Politicians in a variety of different places understandably want to harness the capital of institutional investors. Dutch and UK politicians in particular have made no secret of their desire for local pension funds to invest for domestic ends.
In an open letter last month, the UK’s prime minister and chancellor of the exchequer called on British institutional investors to invest more to support economic recovery and to promote green growth.
Desirable targets include SME lending, infrastructure projects, such as housing and transport but also renewable energy, or venture capital that could fund new technological solutions to greening industrial processes.
Yet the response from the industry to calls from politicians to pension funds ‘do something’ in these areas is often a weary ‘but we are already’.
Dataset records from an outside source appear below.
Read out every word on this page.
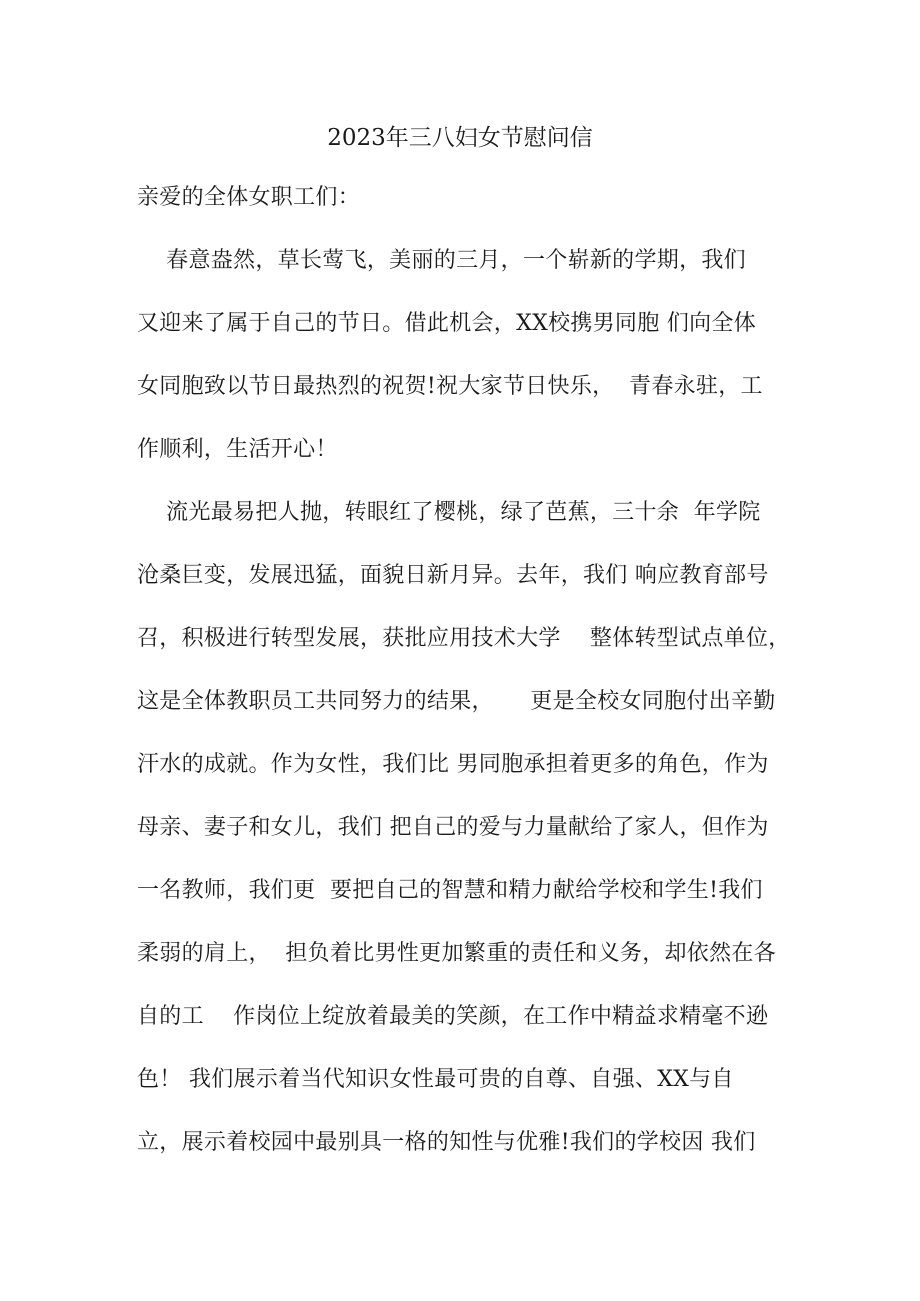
2023年三八妇女节慰问信
亲爱的全体女职工们：
春意盎然，草长莺飞，美丽的三月，一个崭新的学期，我们
又迎来了属于自己的节日。借此机会，XX校携男同胞 们向全体
女同胞致以节日最热烈的祝贺!祝大家节日快乐，  青春永驻，工
作顺利，生活开心！
流光最易把人抛，转眼红了樱桃，绿了芭蕉，三十余  年学院
沧桑巨变，发展迅猛，面貌日新月异。去年，我们 响应教育部号
召，积极进行转型发展，获批应用技术大学    整体转型试点单位，
这是全体教职员工共同努力的结果，     更是全校女同胞付出辛勤
汗水的成就。作为女性，我们比 男同胞承担着更多的角色，作为
母亲、妻子和女儿，我们 把自己的爱与力量献给了家人，但作为
一名教师，我们更  要把自己的智慧和精力献给学校和学生!我们
柔弱的肩上，  担负着比男性更加繁重的责任和义务，却依然在各
自的工    作岗位上绽放着最美的笑颜，在工作中精益求精毫不逊
色！ 我们展示着当代知识女性最可贵的自尊、自强、XX与自
立，展示着校园中最别具一格的知性与优雅!我们的学校因 我们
August’s report from the UN Intergovernmental Panel on Climate Change highlighted the urgency of the climate crisis and this autumn’s delayed COP 26 conference has already created an unprecedented focus on the challenge of decarbonisation and the role investors can play.
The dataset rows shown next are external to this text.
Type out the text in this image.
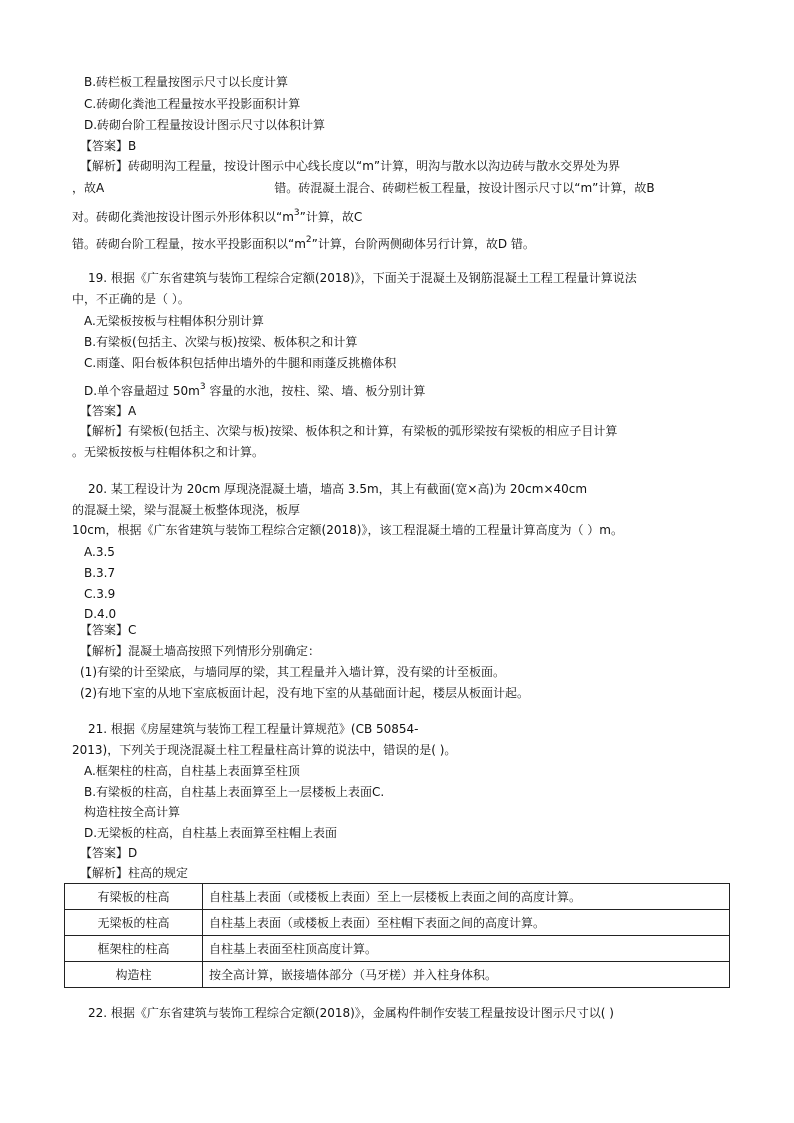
B.砖栏板工程量按图示尺寸以长度计算
C.砖砌化粪池工程量按水平投影面积计算
D.砖砌台阶工程量按设计图示尺寸以体积计算
【答案】B
【解析】砖砌明沟工程量，按设计图示中心线长度以“m”计算，明沟与散水以沟边砖与散水交界处为界
，故A	错。砖混凝土混合、砖砌栏板工程量，按设计图示尺寸以“m”计算，故B
对。砖砌化粪池按设计图示外形体积以“$m^3$”计算，故C
错。砖砌台阶工程量，按水平投影面积以“$m^2$”计算，台阶两侧砌体另行计算，故D 错。
19. 根据《广东省建筑与装饰工程综合定额(2018)》，下面关于混凝土及钢筋混凝土工程工程量计算说法
中，不正确的是（ ）。
A.无梁板按板与柱帽体积分别计算
B.有梁板(包括主、次梁与板)按梁、板体积之和计算
C.雨蓬、阳台板体积包括伸出墙外的牛腿和雨蓬反挑檐体积
D.单个容量超过 $50m^3$ 容量的水池，按柱、梁、墙、板分别计算
【答案】A
【解析】有梁板(包括主、次梁与板)按梁、板体积之和计算，有梁板的弧形梁按有梁板的相应子目计算
。无梁板按板与柱帽体积之和计算。
20. 某工程设计为 20cm 厚现浇混凝土墙，墙高 3.5m，其上有截面(宽×高)为 20cm×40cm
的混凝土梁，梁与混凝土板整体现浇，板厚
10cm，根据《广东省建筑与装饰工程综合定额(2018)》，该工程混凝土墙的工程量计算高度为（ ）m。
A.3.5
B.3.7
C.3.9
D.4.0
【答案】C
【解析】混凝土墙高按照下列情形分别确定：
(1)有梁的计至梁底，与墙同厚的梁，其工程量并入墙计算，没有梁的计至板面。
(2)有地下室的从地下室底板面计起，没有地下室的从基础面计起，楼层从板面计起。
21. 根据《房屋建筑与装饰工程工程量计算规范》(CB 50854-
2013)，下列关于现浇混凝土柱工程量柱高计算的说法中，错误的是( )。
A.框架柱的柱高，自柱基上表面算至柱顶
B.有梁板的柱高，自柱基上表面算至上一层楼板上表面C.
构造柱按全高计算
D.无梁板的柱高，自柱基上表面算至柱帽上表面
【答案】D
【解析】柱高的规定
有梁板的柱高	自柱基上表面（或楼板上表面）至上一层楼板上表面之间的高度计算。
无梁板的柱高	自柱基上表面（或楼板上表面）至柱帽下表面之间的高度计算。
框架柱的柱高	自柱基上表面至柱顶高度计算。
构造柱	按全高计算，嵌接墙体部分（马牙槎）并入柱身体积。
22. 根据《广东省建筑与装饰工程综合定额(2018)》，金属构件制作安装工程量按设计图示尺寸以( )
The COP 26 conference itself is only likely to highlight the importance of efficient and innovative use of capital to transition the world away from carbon-intensive economic activity and processes and towards innovative, greener alternatives as part of nationally determined contributions under the COP framework.
Europe’s expansive stock of pension and other institutional capital is an understandably attractive catalyst for the direction of capital away from carbon-intensive debt and equity financing and towards more sustainable alternatives.
The reality is that many large European pension funds have been well aware of the carbon and energy transition risks in their portfolios for years and have been actively directing their capital to reduce these risks and towards more sustainable activities. For structural reasons, private market assets in areas like infrastructure, but also private equity and debt, are in demand as pension funds mature and seek to diversify.
In public equities, greater use of shareholder voting power and influence, by both pension funds and asset managers, is already influencing company boards in sectors like energy to transition their business models and investment plans away from fossil fuels. Bond holders also have considerable engagement leverage.
The EU has explicitly put institutional investment at the heart of its new Sustainable Finance Strategy, underpinning the European Green Deal. The new strategy, announced in July, has ambitions to facilitate access to transition finance, for instance with green bond standards aligned to the green taxonomy, and to increase the financial sector’s contribution to sustainability.
In the field of pension regulation, the UK has enshrined the principle of carbon-risk mitigation targets in the Pensions Act 2021. Although these are yet to be fleshed out in regulations the direction of travel is clear.
A fairly widely applicable generalisation about pensions is that politics and regulation is the top-level driver of broad asset allocation of any funded pension framework.
The same politicians who call for greater pension investment in renewables, SMEs or whatever, often simultaneously want to ensure as much security as possible for the ultimate beneficiaries of those long-term assets, be they DB pension members or life insurance policy holders. Unwinding the balance between risk and protection is fraught with complications.
In the UK, the political failure to reform the DB pension system over the years has led to the creation of a vast silo of assets in schemes closed to new membership and future accrual, which is becoming more akin to a closed annuity book as scheme populations age.
While private markets investments are desirable and already a firm part of the asset allocation roster, the reality for trustees of many of these schemes is that their investment horizons are shrinking, with an insurance buy-in or even a full buyout as an increasingly viable end goal.
This, along with the size and complexity of investing in some long-term assets, like infrastructure, means scale is of the essence – something lacking in the UK’s DB sector.
Investment structures like Europe’s ELTIF (European Long-term Investment Fund) and the UK’s proposed Long-Term Asset Fund could be suitable to foster long-term investment in private assets, including in DC pensions if well designed.
If they really have an eye to the future, European politicians will ensure the sustainable growth of funded DC pension asset pools that can invest in a well-designed range of public and private market investment opportunities in the service of long-term capital growth and towards greening the economy.